N.S. small businesses greet loosening restrictions with mix of anxiety, relief
Some say it’s too soon, others look forward to getting back to normal
Small business owners have strong but mixed feelings about Nova Scotia's plan to lift pandemic restrictions.
While some are relieved and excited to do away with masks, vaccine passports and physical distancing, others feel lifting the mandates so quickly puts too much pressure on them to make difficult decisions.
Starting Monday, proof of vaccination will no longer be required for discretionary activities, such as going to the gym, restaurants, sports or arts and cultural events.
All remaining pandemic restrictions will be lifted by March 21, Premier Tim Houston announced Wednesday, so long as "everything stays on course."
Krista Armstrong, the owner-operator of Local Source Market in north-end Halifax, said March 21 feels "really fast."
"I'm feeling concerned," she said. "I'm feeling kind of like the weight of the province is on our shoulders."
The Local Source Market is a small space, Armstrong said, only about 1,000 square feet. They currently only allow four customers in at a time, which means there is often a lineup outside the shop.

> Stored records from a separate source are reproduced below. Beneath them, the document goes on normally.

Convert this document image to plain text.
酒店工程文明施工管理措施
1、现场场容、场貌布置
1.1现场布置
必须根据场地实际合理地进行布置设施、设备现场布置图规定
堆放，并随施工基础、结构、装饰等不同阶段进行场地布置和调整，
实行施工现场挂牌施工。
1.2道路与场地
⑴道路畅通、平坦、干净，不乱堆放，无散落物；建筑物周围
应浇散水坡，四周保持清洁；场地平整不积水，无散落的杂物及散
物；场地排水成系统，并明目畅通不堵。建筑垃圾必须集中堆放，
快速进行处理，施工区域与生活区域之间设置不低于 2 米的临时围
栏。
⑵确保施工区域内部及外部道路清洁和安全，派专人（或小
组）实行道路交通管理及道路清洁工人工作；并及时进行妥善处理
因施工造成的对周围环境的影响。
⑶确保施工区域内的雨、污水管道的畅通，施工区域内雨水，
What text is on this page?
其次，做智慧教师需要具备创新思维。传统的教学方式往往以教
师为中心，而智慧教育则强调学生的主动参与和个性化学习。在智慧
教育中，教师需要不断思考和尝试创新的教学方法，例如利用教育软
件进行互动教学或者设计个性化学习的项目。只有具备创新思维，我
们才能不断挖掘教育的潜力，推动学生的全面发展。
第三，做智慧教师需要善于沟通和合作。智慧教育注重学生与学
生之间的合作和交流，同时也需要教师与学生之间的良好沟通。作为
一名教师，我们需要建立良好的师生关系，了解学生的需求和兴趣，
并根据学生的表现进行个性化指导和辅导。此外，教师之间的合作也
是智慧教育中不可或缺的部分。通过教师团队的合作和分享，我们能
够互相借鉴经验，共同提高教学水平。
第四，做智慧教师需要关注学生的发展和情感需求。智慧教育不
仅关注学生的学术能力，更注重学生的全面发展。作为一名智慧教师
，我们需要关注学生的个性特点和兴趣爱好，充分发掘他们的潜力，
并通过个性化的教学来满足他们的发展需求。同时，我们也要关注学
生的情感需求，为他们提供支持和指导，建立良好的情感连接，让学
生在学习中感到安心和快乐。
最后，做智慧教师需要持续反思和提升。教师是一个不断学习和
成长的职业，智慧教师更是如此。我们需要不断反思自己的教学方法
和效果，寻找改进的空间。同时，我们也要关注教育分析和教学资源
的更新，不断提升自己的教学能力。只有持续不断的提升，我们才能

Armstrong said she always consults her staff who work face-to-face with customers before making decisions around COVID-19 protocols.
"They're feeling a little bit uncertain and a bit scared, and we've decided that we're going to keep the masks on and we're going to try to keep as much physical distance in our space as possible."
Armstrong added that she feels "really sad for the people who are immunocompromised and really relied on these public health measures."
Necessary boost for business
Mark Gabrieau, co-owner and chef of Gabrieau's Bistro in Antigonish, N.S., said he was also surprised at how quickly the changes are coming, but trusts the government's decision and welcomes the changes.
"I think the difference compared to before is the high vaccination rate or uptake in vaccinations," he said, "not only in adults but also in the teens and the youth."
Gabrieau said the bistro's winter had been off to a strong start until the Omicron wave hit in December, and when they reopened with 50 per cent capacity the momentum was gone.
"It just sputtered along," he said. "We didn't pick that back up, it just stayed down."
Gabrieau hopes the government's plan will allow those who have been hesitant to dine out to feel more confident, and that business will pick up again. He also said staff and customers will be welcome to continue wearing masks after the provincial mandate is lifted, although the bistro won't be enforcing it.
Hope for a 'normal summer'
Brent Braaten, creative director of Good Robot Brewing Company in north-end Halifax, said he is looking forward to removing the plexiglass barriers between tables and restoring the atmosphere of camaraderie he believes people need now, more than ever.
He said they are also looking forward to being able to host events again.
"We're really excited to possibly have a, well, we'll say normal summer," he said.
Good Robot will not require proof of vaccination or masks after the provincial mandate is lifted. But, Braaten said, staff and patrons will be welcome to continue wearing them "without any judgment."
Proof of vaccination will still be required in higher-risk settings like hospitals and long-term care homes.